Hoe komt het dat beloften niet waargemaakt worden? Voor sommigen is het functioneren van de overheid te ondoorzichtig om hierover veel te kunnen zeggen. Zoals Gerda (49) werkzaam in een verzorgingshuis en Janneke (46), voorheen werkzaam in een winkel, nu afgekeurd, vertellen:

Gerda: Degene die daar komt te zitten moet wel uitvoeren wat ze beloven en dat doen ze op het ogenblik niet. Hoe dat komt weet ik niet. Daar heb ik geen mening over.
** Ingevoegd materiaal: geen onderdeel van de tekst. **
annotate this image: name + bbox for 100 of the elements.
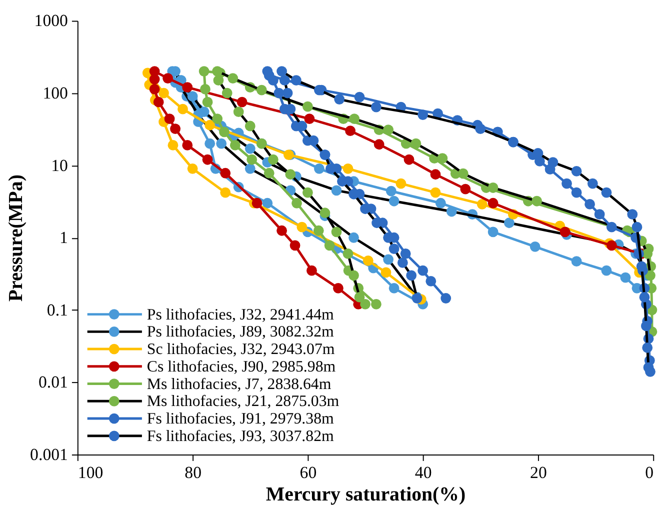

Mensen die veel beloven en weinig inhoud hebben.

Janneke: Ze zeggen dan wel ‘we willen dit en we willen dat’. En als het dan puntje bij paaltje komt dan gebeurt het weer niet, om welke onverklaarbare reden dan ook.

Anderen presenteren inzichten over wat misgaat. Ellen (65), gepensioneerd pr-manager:

Ellen: Vaak halen ze bakzeil en dan gaat het toch niet door. Dat weet ik niet. Dan hebben ze geen geld of de partijen waarmee ze in de regering zitten willen niet. Dan gaat het niet door. Het duurt jaren voordat ze een knoop doorhakken. Tegen die tijd ben ik de pijp uit.
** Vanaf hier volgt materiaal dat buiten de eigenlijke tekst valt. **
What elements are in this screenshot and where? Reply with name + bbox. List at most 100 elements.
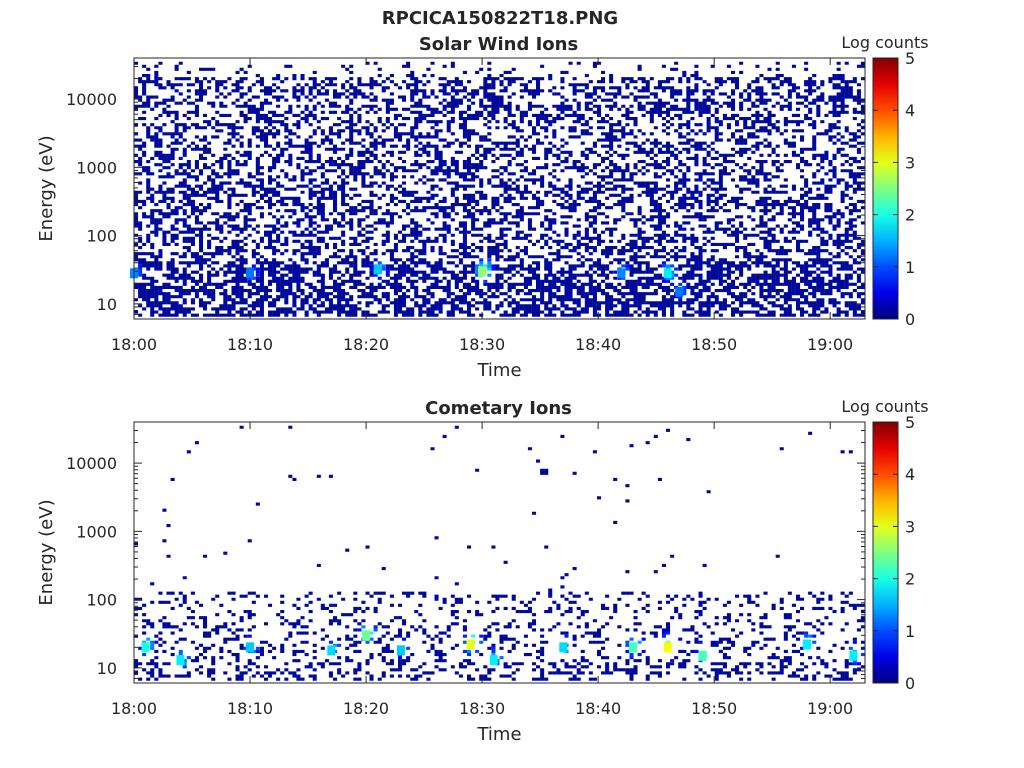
bin-mark xyxy=(142,640,147,644)
bin-mark xyxy=(487,267,492,271)
bin-mark xyxy=(385,267,390,271)
bin-mark xyxy=(138,264,143,268)
bin-mark xyxy=(666,279,671,283)
bin-mark xyxy=(182,659,187,663)
bin-mark xyxy=(381,267,386,271)
hotspot-mark xyxy=(675,286,684,297)
hotspot-mark xyxy=(246,642,254,653)
bin-mark xyxy=(373,628,378,632)
bin-mark xyxy=(625,643,630,647)
bin-mark xyxy=(625,640,630,644)
bin-mark xyxy=(369,631,374,635)
bin-mark xyxy=(621,264,626,268)
colorbar-tick-label: 5 xyxy=(905,413,915,432)
hotspot-mark xyxy=(466,639,475,650)
bin-mark xyxy=(406,646,411,650)
x-tick-label: 18:00 xyxy=(111,699,157,718)
bin-mark xyxy=(499,656,504,660)
bin-mark xyxy=(475,267,480,271)
bin-mark xyxy=(255,267,260,271)
solar-wind-title: Solar Wind Ions xyxy=(419,34,578,55)
bin-mark xyxy=(682,292,687,296)
bin-mark xyxy=(373,258,378,262)
bin-mark xyxy=(491,653,496,657)
cometary-low-count-bins xyxy=(134,425,865,681)
hotspot-mark xyxy=(362,630,371,641)
x-tick-label: 18:00 xyxy=(111,335,157,354)
y-tick-label: 10 xyxy=(97,659,117,678)
bin-mark xyxy=(255,273,260,277)
bin-mark xyxy=(661,631,666,635)
bin-mark xyxy=(178,653,183,657)
bin-mark xyxy=(860,646,865,650)
bin-mark xyxy=(848,646,853,650)
bin-mark xyxy=(670,282,675,286)
bin-mark xyxy=(812,634,817,638)
y-tick-label: 10 xyxy=(97,295,117,314)
bin-mark xyxy=(856,662,861,666)
bin-mark xyxy=(682,289,687,293)
hotspot-mark xyxy=(849,650,858,661)
bin-mark xyxy=(491,649,496,653)
x-tick-label: 18:30 xyxy=(459,699,505,718)
bin-mark xyxy=(682,285,687,289)
bin-mark xyxy=(670,276,675,280)
bin-mark xyxy=(138,267,143,271)
bin-mark xyxy=(138,270,143,274)
bin-mark xyxy=(491,264,496,268)
cometary-texture xyxy=(134,425,865,681)
bin-mark xyxy=(255,646,260,650)
bin-mark xyxy=(373,273,378,277)
bin-mark xyxy=(674,267,679,271)
y-tick-label: 100 xyxy=(86,591,117,610)
bin-mark xyxy=(337,643,342,647)
colorbar-tick-label: 4 xyxy=(905,101,915,120)
x-tick-label: 18:50 xyxy=(691,335,737,354)
bin-mark xyxy=(467,653,472,657)
colorbar-tick-label: 4 xyxy=(905,465,915,484)
y-tick-label: 100 xyxy=(86,227,117,246)
hotspot-mark xyxy=(327,645,336,656)
bin-mark xyxy=(373,625,378,629)
bin-mark xyxy=(467,649,472,653)
bin-mark xyxy=(186,656,191,660)
colorbar-tick-label: 1 xyxy=(905,258,915,277)
cometary-colorbar-label: Log counts xyxy=(841,397,928,416)
bin-mark xyxy=(475,273,480,277)
bin-mark xyxy=(641,649,646,653)
bin-mark xyxy=(804,631,809,635)
solar-wind-low-count-bins xyxy=(134,61,865,317)
bin-mark xyxy=(808,634,813,638)
bin-mark xyxy=(150,643,155,647)
x-tick-label: 18:30 xyxy=(459,335,505,354)
bin-mark xyxy=(381,264,386,268)
bin-mark xyxy=(475,264,480,268)
hotspot-mark xyxy=(663,642,672,653)
bin-mark xyxy=(243,646,248,650)
colorbar-tick-label: 0 xyxy=(905,674,915,693)
bin-mark xyxy=(678,637,683,641)
bin-mark xyxy=(666,631,671,635)
bin-mark xyxy=(377,261,382,265)
colorbar-tick-label: 3 xyxy=(905,517,915,536)
bin-mark xyxy=(182,662,187,666)
bin-mark xyxy=(670,270,675,274)
bin-mark xyxy=(491,267,496,271)
solar-wind-y-label: Energy (eV) xyxy=(36,135,57,241)
bin-mark xyxy=(629,653,634,657)
x-tick-label: 18:40 xyxy=(575,335,621,354)
bin-mark xyxy=(625,264,630,268)
bin-mark xyxy=(182,665,187,669)
bin-mark xyxy=(487,273,492,277)
hotspot-mark xyxy=(617,268,626,279)
bin-mark xyxy=(462,649,467,653)
bin-mark xyxy=(475,270,480,274)
bin-mark xyxy=(670,273,675,277)
bin-mark xyxy=(328,640,333,644)
bin-mark xyxy=(247,279,252,283)
bin-mark xyxy=(150,640,155,644)
bin-mark xyxy=(678,282,683,286)
bin-mark xyxy=(142,653,147,657)
colorbar-tick-label: 3 xyxy=(905,153,915,172)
Vaak voegen negatieven toe dat het politici niet gaat om het behalen van resultaat voor hun kiezers, maar om andere doelen, zoals het winnen van verkiezingen.

Theo: Ja kijk, ik wil dus iets van een partij. Maar ook al is die partij de grootste, dan wil het nog niet altijd zeggen dat het doorgaat en de meningen veranderen ook. Sommige dingen gaan niet door, omdat het niet meer interessant is voor hun. Of dat de coalitie aangeeft: jullie hebben wat, nu willen wij ook wat.

Dat zijn normale dingen. Maar ik heb ook wel eens het idee dat ze zeggen, dit is nou niet interessant meer dat was voor de verkiezingen, maar dat is toch eigenlijk te duur.

Negatieven menen ook dat politici zich maar beperkt inzetten voor hun kiezers. De partijen maken zich druk om de positie van de partij eerder dan om het realiseren van de doelen die zij eerder stelden en waarmee zij kiezers trokken. Macht is belangrijker dan het waarmaken van beloften. Negatieven zien individuele politici als niet gericht op publiek belang, maar op eigenbelang. De eigen carrière is waar het vooral om gaat. Bert (68), gepensioneerd technicus:

Bert: De meesten zitten daar voor hun eigen belang. En sommige hebben of hadden misschien ooit wel, zeg maar, politieke idealen die dan geleidelijk aan op de achtergrond raken. Nooit dat het helemaal weg is of zo. Maar dat wordt ondergeschikt gemaakt aan de carrière, zeker op den duur. Mensen kunnen daar niet tegen hè, om op een hoge positie te zitten en het voor het zeggen te hebben. Dat schijnt heel verslavend te zijn.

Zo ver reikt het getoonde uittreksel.